This is the end of the first week of Hurricane Season, and I’ve been keeping a closer eye on my fuel gauge. I’ve also started taking additional precautions to prepare for the possibility of tropical weather in our area. The more I add to my emergency kit, the more I wonder why is it only during Hurricane Season that I make these preparations? After all, anyone who has watched the news or has lived in the Houston-Galveston region for any period of time can affirm that weather-related and other adverse events can be unpredictable, and that we should always be prepared in case of an emergency.
Many at UTMB have experienced adverse situations, with Hurricane Ike in September 2008 being one of the most prominently remembered. During these times, many of you were asked to stay onboard to help ensure that our patients would continue receiving the important care they needed, to help protect our facilities and to ensure our operations continued. Fortunately, these circumstances are rare; however, we realize that while we are busy caring for our patients first, it can be stressful because of the concerns we also have for our homes, loved ones, dependents and pets. Likewise, our friends and family will be concerned about our well-being during an emergency, and we should be sure we have communication systems in place to let them know we’re okay.
While UTMB Health is no stranger to storms, there are many additional emergency situations for which we should also be prepared. For example, the 1947 Texas City Disaster is a part of UTMB’s history and an important reminder that technological and accidental hazards are a possibility. There are also situations like pandemic outbreaks that, although seemingly less likely to occur than a weather-related event, would be a mistake to dismiss. Being prepared and ready to adapt to changing circumstances is important—having an emergency preparedness plan in place before something happens is crucial.
Where to begin? Websites like www.ready.gov and www.utmb.edu/emergency_plan can help guide you in making your preparations and offer a number of checklists to get you started. One of the first steps in emergency preparedness is to have a basic disaster supply kit that includes water, non-perishable food for people and pets, batteries, a weather radio, flashlight, first aid kit, sanitation and hygiene items, matches and other tools. Other important items you’ll want to be sure you have on-hand include all necessary medications you and your family require—it’s important to have enough available in case you cannot get them immediately refilled; having a list of all your medications is also important if you need to visit a health care professional outside of your health care network. As a UTMB patient, signing up for MyChart is an easy way to ensure you have access to this and other personal health care information for yourself and your dependents. If you haven’t already done so, now is a good time to sign up for MyChart!
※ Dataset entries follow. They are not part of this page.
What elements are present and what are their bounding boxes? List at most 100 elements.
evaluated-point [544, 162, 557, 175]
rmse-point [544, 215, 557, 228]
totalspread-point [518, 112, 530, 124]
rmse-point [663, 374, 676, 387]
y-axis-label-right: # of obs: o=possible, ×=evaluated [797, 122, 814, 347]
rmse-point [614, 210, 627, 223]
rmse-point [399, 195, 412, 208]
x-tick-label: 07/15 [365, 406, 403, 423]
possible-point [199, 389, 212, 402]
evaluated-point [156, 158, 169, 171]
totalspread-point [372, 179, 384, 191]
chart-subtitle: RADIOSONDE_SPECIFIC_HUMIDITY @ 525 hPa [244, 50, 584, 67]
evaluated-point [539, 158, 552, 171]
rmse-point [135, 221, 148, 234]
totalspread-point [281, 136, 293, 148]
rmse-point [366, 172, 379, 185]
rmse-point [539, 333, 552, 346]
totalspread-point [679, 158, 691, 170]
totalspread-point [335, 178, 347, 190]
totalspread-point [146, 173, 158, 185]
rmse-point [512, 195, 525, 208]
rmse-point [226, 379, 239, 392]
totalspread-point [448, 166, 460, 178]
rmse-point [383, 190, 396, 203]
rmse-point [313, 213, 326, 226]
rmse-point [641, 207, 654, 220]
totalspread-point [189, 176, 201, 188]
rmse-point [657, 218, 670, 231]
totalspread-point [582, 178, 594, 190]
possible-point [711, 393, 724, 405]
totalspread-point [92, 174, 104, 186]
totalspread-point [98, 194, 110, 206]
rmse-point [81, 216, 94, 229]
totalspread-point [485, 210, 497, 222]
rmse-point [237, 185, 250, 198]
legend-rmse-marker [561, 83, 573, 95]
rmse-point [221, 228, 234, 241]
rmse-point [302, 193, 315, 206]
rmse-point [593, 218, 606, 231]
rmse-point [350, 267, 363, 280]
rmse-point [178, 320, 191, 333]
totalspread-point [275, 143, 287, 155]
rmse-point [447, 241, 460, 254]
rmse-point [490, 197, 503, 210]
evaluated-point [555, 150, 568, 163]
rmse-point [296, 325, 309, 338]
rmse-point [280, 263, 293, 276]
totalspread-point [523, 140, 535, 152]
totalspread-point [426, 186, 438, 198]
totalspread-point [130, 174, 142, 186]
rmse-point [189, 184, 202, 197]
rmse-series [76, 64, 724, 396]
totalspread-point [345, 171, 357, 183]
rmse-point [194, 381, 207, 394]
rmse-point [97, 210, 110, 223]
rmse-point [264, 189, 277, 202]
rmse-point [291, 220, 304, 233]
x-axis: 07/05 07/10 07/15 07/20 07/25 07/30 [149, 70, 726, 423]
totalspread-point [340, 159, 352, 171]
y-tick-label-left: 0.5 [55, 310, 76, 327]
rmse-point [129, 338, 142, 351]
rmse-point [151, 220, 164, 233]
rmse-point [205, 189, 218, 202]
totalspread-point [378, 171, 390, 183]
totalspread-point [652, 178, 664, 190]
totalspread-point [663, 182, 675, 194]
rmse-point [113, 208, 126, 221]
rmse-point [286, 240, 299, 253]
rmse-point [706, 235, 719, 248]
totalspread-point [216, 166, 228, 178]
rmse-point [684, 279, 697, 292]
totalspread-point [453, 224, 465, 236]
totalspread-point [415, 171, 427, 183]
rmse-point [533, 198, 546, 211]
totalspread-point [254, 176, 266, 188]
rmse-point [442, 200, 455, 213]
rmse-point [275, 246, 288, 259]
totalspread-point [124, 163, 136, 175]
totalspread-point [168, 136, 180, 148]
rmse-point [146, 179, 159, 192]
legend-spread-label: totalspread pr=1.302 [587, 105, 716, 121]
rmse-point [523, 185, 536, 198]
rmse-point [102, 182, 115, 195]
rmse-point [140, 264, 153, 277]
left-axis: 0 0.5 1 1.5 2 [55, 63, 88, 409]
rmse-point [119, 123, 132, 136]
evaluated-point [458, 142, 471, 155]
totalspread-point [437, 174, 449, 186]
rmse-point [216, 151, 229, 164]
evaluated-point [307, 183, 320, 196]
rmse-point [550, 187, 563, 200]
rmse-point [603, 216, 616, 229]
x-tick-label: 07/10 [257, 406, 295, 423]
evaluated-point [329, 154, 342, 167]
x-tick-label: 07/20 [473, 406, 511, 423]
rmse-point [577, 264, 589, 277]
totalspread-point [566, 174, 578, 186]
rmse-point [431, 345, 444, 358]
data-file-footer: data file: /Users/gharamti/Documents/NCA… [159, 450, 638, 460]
The next step is to develop a communication plan with your family. Emergencies can happen at any time. Does your family know how to get in touch with one another? It may be that as employees, we are asked to stay for an extended time at UTMB, and we may be away for hours or even days. Or, we may not be at work or home at the time of an emergency. Lines of communication could be temporarily down or unavailable due to call volumes. It’s important to have a family discussion to determine how you will contact one another, where you will go in case of emergency, and to make arrangements for the care of dependents and pets.
For these reasons and others, it is also important to complete the Employee Acknowledgement Form and be familiar with the Business Continuity Plan for your UTMB unit or department. Understand how the plan is activated and by whom. Be aware of your role at UTMB before, during and after emergency. Please keep in mind that if you are currently classified as a non-essential employee, you could potentially be designated as an essential employee during an emergency. For complete details about staffing during adverse conditions, review IHOP Policy 3.1.1. In addition, “Shelter in Place/Ride Out Team” information can be found on UTMB’s HR page.
Finally, it’s important to stay informed. There are important differences among potential emergencies that should impact the decisions you make and the actions you take. Hazardous events and serious weather conditions may come with very little warning. A useful source of information on weather updates for the Houston-Galveston area is www.weather.gov. You can also find important general updates on iUTMB, through UTMB Alerts, via UTMB’s Facebook page and your UTMB email account.
I hope we will remain safe throughout the Hurricane Season and throughout the years to come, but when it comes to emergency situations, it’s better to have a plan—when an emergency occurs, the time to prepare has passed!